I found the meetings very helpful.
I looked up the local al-anon chapter here after seeing this....
Submitted by c ur self on
It's 15 minutes from my house, and they meet at 12 pm and 8 pm most days....I might go set in....It can't hurt....
c
I'm so sorry you are dealing
Submitted by dvance on
I'm so sorry you are dealing with both your dad and an un-helpful spouse. Regarding counseling--many communities have community-based mental health resources that charge on a sliding scale. I would call either your city hall, your health department or your local hospital and ask. Or-my counselor takes my insurance so my appointments are only $23. Worth looking into--we all need the help from time to time--I have been to my counselor off and on for years. I recently went back to her after not going for the past 18 months. Nothing extraordinary happened that drove me back, just more of the same. Next year both my sons will go to college and while that should be something to look forward to, the prospect of being alone with DH fills me with dread and sadness since we don't share any of the same values or interests any more. So I need help figuring out what my next chapter is going to look like since for the past 23 years, I thought I would be sharing it with him, but that is not going to be the case. Whether we actually divorce or not, what we have is not a fulfilling, satisfying marriage and without the two boys in the house as a distraction, I only see it getting more silent. Not what I hoped our second act would be.
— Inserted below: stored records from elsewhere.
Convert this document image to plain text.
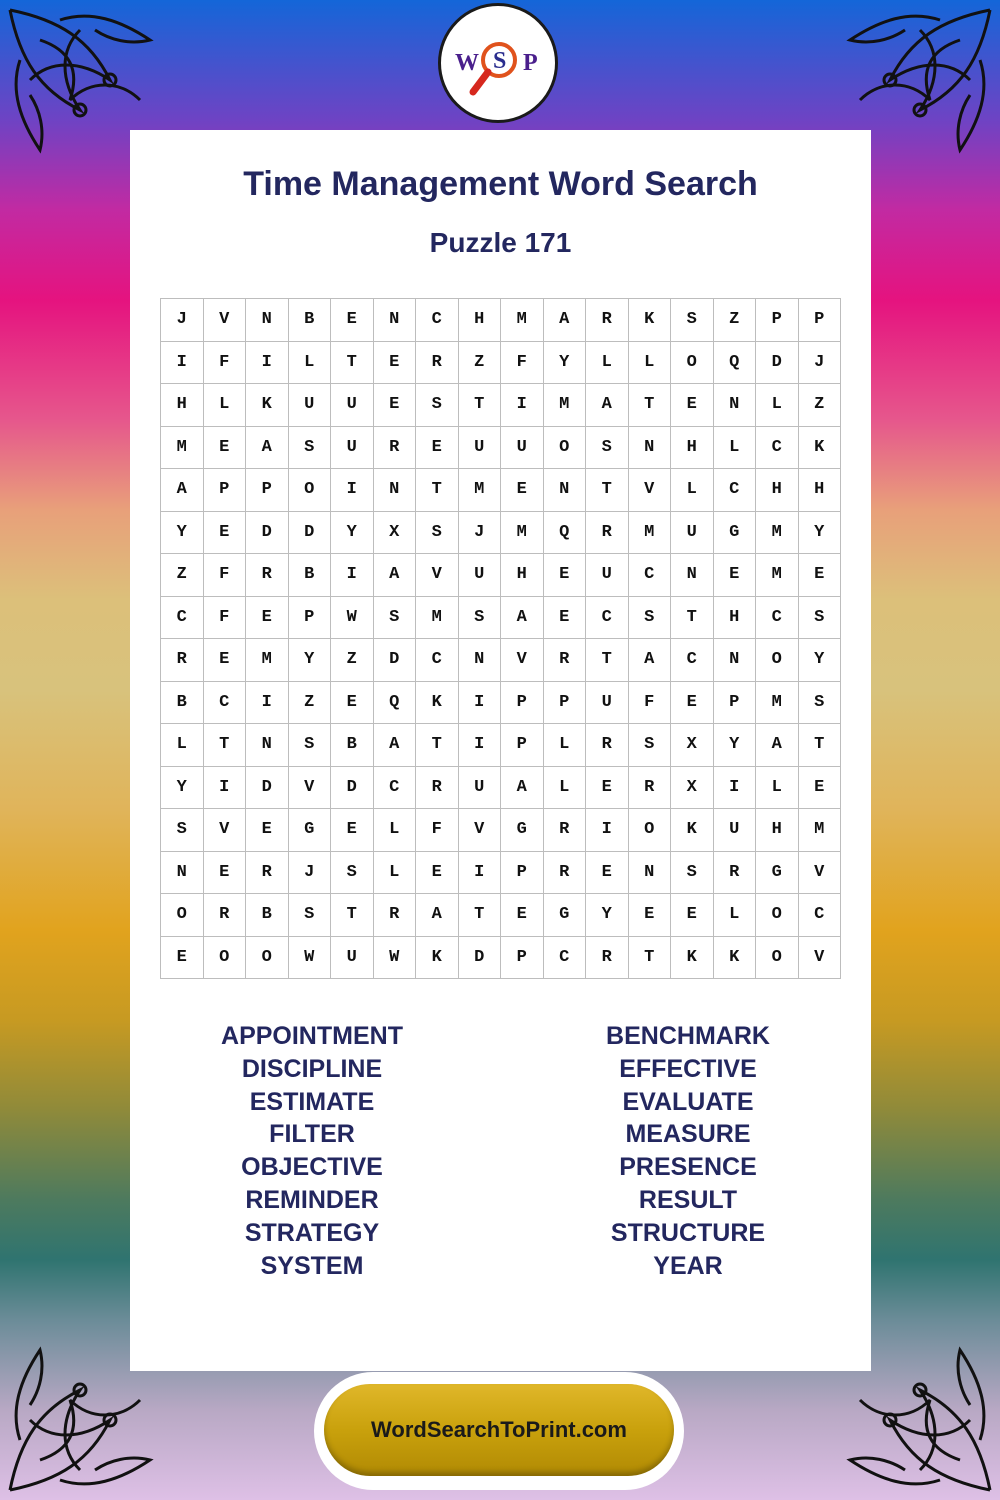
W S P
Time Management Word Search
Puzzle 171
J	V	N	B	E	N	C	H	M	A	R	K	S	Z	P	P
I	F	I	L	T	E	R	Z	F	Y	L	L	O	Q	D	J
H	L	K	U	U	E	S	T	I	M	A	T	E	N	L	Z
M	E	A	S	U	R	E	U	U	O	S	N	H	L	C	K
A	P	P	O	I	N	T	M	E	N	T	V	L	C	H	H
Y	E	D	D	Y	X	S	J	M	Q	R	M	U	G	M	Y
Z	F	R	B	I	A	V	U	H	E	U	C	N	E	M	E
C	F	E	P	W	S	M	S	A	E	C	S	T	H	C	S
R	E	M	Y	Z	D	C	N	V	R	T	A	C	N	O	Y
B	C	I	Z	E	Q	K	I	P	P	U	F	E	P	M	S
L	T	N	S	B	A	T	I	P	L	R	S	X	Y	A	T
Y	I	D	V	D	C	R	U	A	L	E	R	X	I	L	E
S	V	E	G	E	L	F	V	G	R	I	O	K	U	H	M
N	E	R	J	S	L	E	I	P	R	E	N	S	R	G	V
O	R	B	S	T	R	A	T	E	G	Y	E	E	L	O	C
E	O	O	W	U	W	K	D	P	C	R	T	K	K	O	V
APPOINTMENT
DISCIPLINE
ESTIMATE
FILTER
OBJECTIVE
REMINDER
STRATEGY
SYSTEM
BENCHMARK
EFFECTIVE
EVALUATE
MEASURE
PRESENCE
RESULT
STRUCTURE
YEAR
WordSearchToPrint.com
In any case, maybe also ask your general practioner--he/she may be able to recommend a counselor that takes your insurance or know of a community-based agency.
hugs and luck
dvance
The empty nest years approaching
Submitted by 1Melody1 on
Yes, definitely something to think about. There are free services here through a GP, but the wait is longer than a year. Still, maybe I should just get myself on the list since I wish I had a year ago!
I wanted to say that I feel the same about that transition to college years. There is an enormous difference between the busy-ness of raising children with no husband/wife connection and an empty house with no husband/wife connection. I am preparing myself.
Yes--get on that list even if
Submitted by dvance on
Yes--get on that list even if the wait is a year! It may end up being less, you never know! You have nothing to lose. In the meantime, though, I would be surprised if your community doesn't have some type of community mental health services that they offer on a sliding scale. Check with your health department or city hall. Even the local hospital may know. Most communities offer this. We all deserve all the help we can get.
Counseling
Submitted by AdeleS6845 on
I had a counselor who worked on a sliding-fee scale. It was based on my income because I didn't have insurance that would cover Mental Health Services.
Perhaps you could find a counselor near you who would be able to work with you. It doesn't hurt to ask.
G
I’m so sorry, Melody
Submitted by Brindle on
I know what you’re talking about. I’ve had that cry several times myself. And I’ve smacked myself mentally for even trying, when all it ever does is hurt more.
As for why we do it? Because we are hurting. Can’t really be too upset with ourselves for hurting so much that we dared hope to get just a little bit of support.
I’m really sorry about your dad’s health problems. Do you live close enough to see him often?
Thanks, Brin
Submitted by 1Melody1 on
Agreed. I can't be too hard on myself for needing to release some of the tough stuff. I think I need a friend I can confide in. Or as others have suggested, a therapist.
Thanks for asking about my dad. :) Thankfully we do live close and see each other often. I am so grateful for that!